I never seriously planned it, it was a thought that crept stealthily into my mind and was banished almost immediately. But I can’t get my head around those who would willingly kill others in their own suicide.
But this is not intended to be a character assassination. Manguso is a talented writer and this is raw, painful stuff. And she is not alone in falling for the wrong person - most of us have at some stage - her misfortune is marrying them. And many of us lash out when we are miserable; albeit in smaller ways. But Jane seems blind to the fact that she, too, has flaws. And she is not presented as a character impervious to her faults. As far as Manguso and Jane are concerned, Jane was naive to marry John; she was a fool to put up with him so long; she tried to convince herself that their marriage was fine; she responds with rage to John’s lax attitudes and profligacy. She is put upon, she is a martyr. She speaks out for generations of women who have been expected to deal thanklessly with dull household chores, repeated daily, and with the vicissitudes of bringing up small children. She feels guilty for having previously overlooked their plight.

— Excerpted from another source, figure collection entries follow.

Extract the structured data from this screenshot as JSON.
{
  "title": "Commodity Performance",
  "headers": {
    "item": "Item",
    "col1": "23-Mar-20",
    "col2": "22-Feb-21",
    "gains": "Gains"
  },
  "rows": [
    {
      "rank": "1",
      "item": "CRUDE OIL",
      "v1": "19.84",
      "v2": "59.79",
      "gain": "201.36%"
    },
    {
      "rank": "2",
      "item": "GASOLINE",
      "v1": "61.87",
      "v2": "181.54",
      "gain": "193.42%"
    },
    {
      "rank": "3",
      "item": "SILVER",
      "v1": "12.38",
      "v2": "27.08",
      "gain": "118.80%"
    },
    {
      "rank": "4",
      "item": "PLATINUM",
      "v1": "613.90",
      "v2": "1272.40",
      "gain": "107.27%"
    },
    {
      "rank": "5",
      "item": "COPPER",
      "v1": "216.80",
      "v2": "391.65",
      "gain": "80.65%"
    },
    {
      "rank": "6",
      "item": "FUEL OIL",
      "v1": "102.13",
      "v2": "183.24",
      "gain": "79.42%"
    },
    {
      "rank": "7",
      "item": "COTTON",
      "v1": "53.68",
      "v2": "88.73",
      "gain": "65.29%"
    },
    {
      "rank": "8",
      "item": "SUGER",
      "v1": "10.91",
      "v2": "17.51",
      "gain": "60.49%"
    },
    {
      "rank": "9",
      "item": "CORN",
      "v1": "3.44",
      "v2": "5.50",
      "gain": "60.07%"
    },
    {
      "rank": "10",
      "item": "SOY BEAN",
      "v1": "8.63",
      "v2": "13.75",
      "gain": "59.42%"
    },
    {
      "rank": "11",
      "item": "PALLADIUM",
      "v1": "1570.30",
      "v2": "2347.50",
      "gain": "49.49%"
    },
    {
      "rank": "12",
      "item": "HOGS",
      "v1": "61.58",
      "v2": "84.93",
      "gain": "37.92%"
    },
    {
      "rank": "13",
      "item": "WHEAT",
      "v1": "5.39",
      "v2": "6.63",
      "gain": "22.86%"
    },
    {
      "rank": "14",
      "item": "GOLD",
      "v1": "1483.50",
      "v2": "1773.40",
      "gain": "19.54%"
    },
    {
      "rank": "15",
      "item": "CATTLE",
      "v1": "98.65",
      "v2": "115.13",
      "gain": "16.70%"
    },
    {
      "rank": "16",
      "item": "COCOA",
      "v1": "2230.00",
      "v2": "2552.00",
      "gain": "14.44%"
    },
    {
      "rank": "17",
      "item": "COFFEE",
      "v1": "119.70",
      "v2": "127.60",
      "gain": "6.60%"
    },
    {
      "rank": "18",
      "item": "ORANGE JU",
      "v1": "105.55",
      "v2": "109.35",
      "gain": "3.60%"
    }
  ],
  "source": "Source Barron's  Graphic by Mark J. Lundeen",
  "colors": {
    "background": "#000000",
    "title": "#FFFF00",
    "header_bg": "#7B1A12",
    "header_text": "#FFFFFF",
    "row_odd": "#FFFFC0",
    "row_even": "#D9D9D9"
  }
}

Interestingly, other heroines in the book are not named. ‘Third babysitter’, who is kind, good with the child, and goes over and beyond in her helpfulness and sweetness, doesn’t deserve a name. Yes, it would be a fictional name, but it would still confer some kudos, some brief acknowledgement. Perhaps it would give her permanence; an identity, and detract from Jane being the hard working, child-nurturing star at the heart of the book.
John is described in the book as a perpetrator of domestic abuse, even though the only time he slaps Jane is after she slaps him first. Yes, abuse can be emotional too, but there is a danger of belittling domestic abuse by labelling all hopeless, insensitive, unfaithful husbands as domestic abusers. In the acknowledgements, Manguso name-checks a domestic abuse group with whom she has been very involved since her divorce. There is no doubt that ‘Jane’ had a terrible time in her marriage to this entitled lunk. But you give something the worst label possible, it doesn’t leave you anywhere to go if you ever experience worse. Which I very much hope she doesn’t.
I got totally absorbed by the book when I started. At the start it as witty but wicked in the observations she made about her husband and the growth of the relationship. But the final third is just a torrent of anger with none of the preceeding qualities. But I did enjoy it.
I couldn’t stop reading either, Stuart, it was compelling and excoriating. I think its anger was so marked because she wrote it in the immediate aftermath of the break-up.